TAIPEI (Reuters) – Taiwan’s trade-dependent economy likely grew faster in the first quarter, supported by a rebound in exports amid upbeat demand for the technology that powers artificial intelligence (AI) applications, a Reuters poll showed on Monday.
Gross domestic product (GDP) is expected to have expanded 5.65% during January-March versus a year-ago period, according to the poll of 18 economists. GDP grew 4.93% year-on-year in the fourth quarter of 2023.
Economists’ forecast for preliminary GDP data, due on Tuesday, varied from an expansion of 4.2% to as much as 7%.

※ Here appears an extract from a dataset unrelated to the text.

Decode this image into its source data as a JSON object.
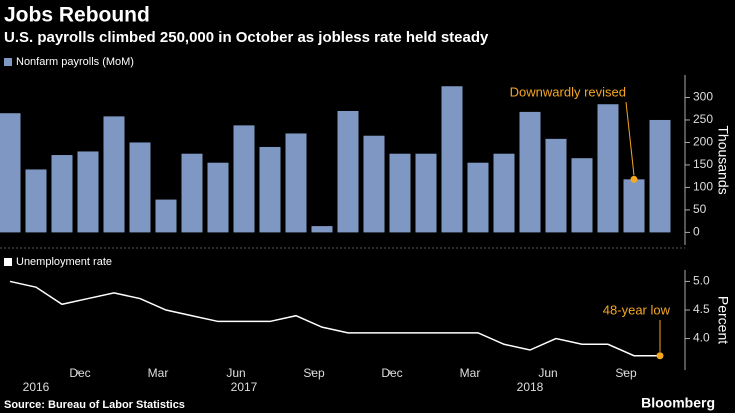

First-quarter exports rose 12.9% year-on-year, compared with the fourth-quarter’s annual expansion of just 3.4%, as Taiwan’s tech-heavy exporters like chipmakers rode a wave of AI demand.
Due to strong exports, the manufacturing sector is getting its wind back and unemployment remains low, SinoPac Securities Investment analyst Mickey Liao said.
“The first quarter should see the highest GDP growth this year, slipping back to 3.5% in the second quarter, but let’s see how the first quarter has panned out,” he added.
The government’s statistics bureau in February raised its forecast for full-year 2024 growth to 3.43% from a previous prediction of 3.35%. Last year, the economy expanded 1.31%, its slowest pace in 14 years.
The economy in China, Taiwan’s largest export market, grew faster than expected in the first quarter, expanding 5.3% year-on-year and comfortably topping forecasts.
Taiwan is a key hub in the global technology supply chain for giants such as Apple and Nvidia, as well as home to the world’s largest contract chipmaker Taiwan Semiconductor Manufacturing Co.
Taiwan’s preliminary GDP reading will be released in a statement with minimal commentary. Revised figures will be released a few weeks later, with more details and forward-looking forecasts.